Ahamed não despregava os olhos de uma das barracas a sua frente. Era
repleta de frutas; nozes, pêssegos, enormes cachos de uva pendurados a
balouçar ante a sua visão maravilhada. Encostara-se no muro branco
de uma residência a uns dez metros do portão e ali ficara, esperando
a oportunidade de se aproximar sem ser notado. Talvez não tenha percebido
a chegada de um morador descendo as escadas do terraço, trazendo nas
mãos algumas sacolas contendo lixo. Ele abriu o portão, olhou
para o menino, mas não esboçou nenhum tipo de reação.
Caminhou alguns passos para o lado oposto, ergueu a tampa de uma enorme caçamba,
atirou lá dentro as sacolas e retornou, subindo as escadas.
As ofertas tentadoras atraiam a todos que passavam. Os preços estavam
expostos em tinta preta sobre plaquetinhas amarelas espetadas nas mercadorias.

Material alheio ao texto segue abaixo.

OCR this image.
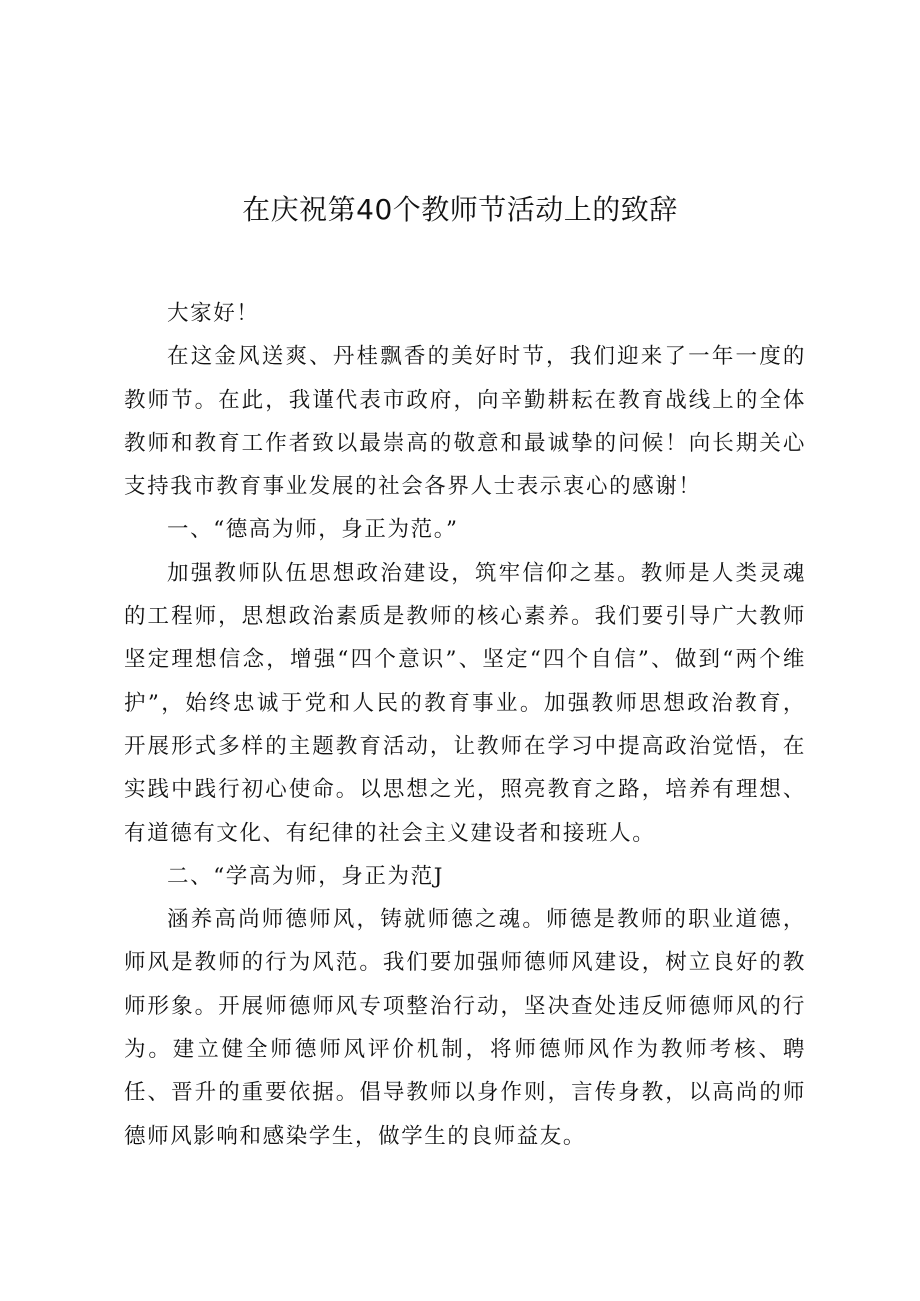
在庆祝第40个教师节活动上的致辞

大家好！

在这金风送爽、丹桂飘香的美好时节，我们迎来了一年一度的教师节。在此，我谨代表市政府，向辛勤耕耘在教育战线上的全体教师和教育工作者致以最崇高的敬意和最诚挚的问候！向长期关心支持我市教育事业发展的社会各界人士表示衷心的感谢！

一、“德高为师，身正为范。”

加强教师队伍思想政治建设，筑牢信仰之基。教师是人类灵魂的工程师，思想政治素质是教师的核心素养。我们要引导广大教师坚定理想信念，增强“四个意识”、坚定“四个自信”、做到“两个维护”，始终忠诚于党和人民的教育事业。加强教师思想政治教育，开展形式多样的主题教育活动，让教师在学习中提高政治觉悟，在实践中践行初心使命。以思想之光，照亮教育之路，培养有理想、有道德有文化、有纪律的社会主义建设者和接班人。

二、“学高为师，身正为范J

涵养高尚师德师风，铸就师德之魂。师德是教师的职业道德，师风是教师的行为风范。我们要加强师德师风建设，树立良好的教师形象。开展师德师风专项整治行动，坚决查处违反师德师风的行为。建立健全师德师风评价机制，将师德师风作为教师考核、聘任、晋升的重要依据。倡导教师以身作则，言传身教，以高尚的师德师风影响和感染学生，做学生的良师益友。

A multidão aglomerava-se ao redor, cobrindo com frequência
a visão de Ahamed. Súbito, uma ideia pairou em sua mente.
Porque não se infiltrar no meio dos grandalhões para roubar algumas
frutas? Era tão miúdo que talvez não dessem por sua presença.
Esperou a passagem de um burro, montado por um sujeito muito magro e sem camisa
que transportava uma menininha em sua garupa. Atravessou e meteu-se no meio
dos outros. Uma gorda, vestida num avental branco e encardido, atendia aos pedidos,
pesando em uma balança quadrada as mercadorias e ensacando as moedas
no enorme bolso da frente. O moleque, sem que ninguém notasse, passou
para debaixo de uma das bancas da barraca e ali ficou, na espera de uma oportunidade.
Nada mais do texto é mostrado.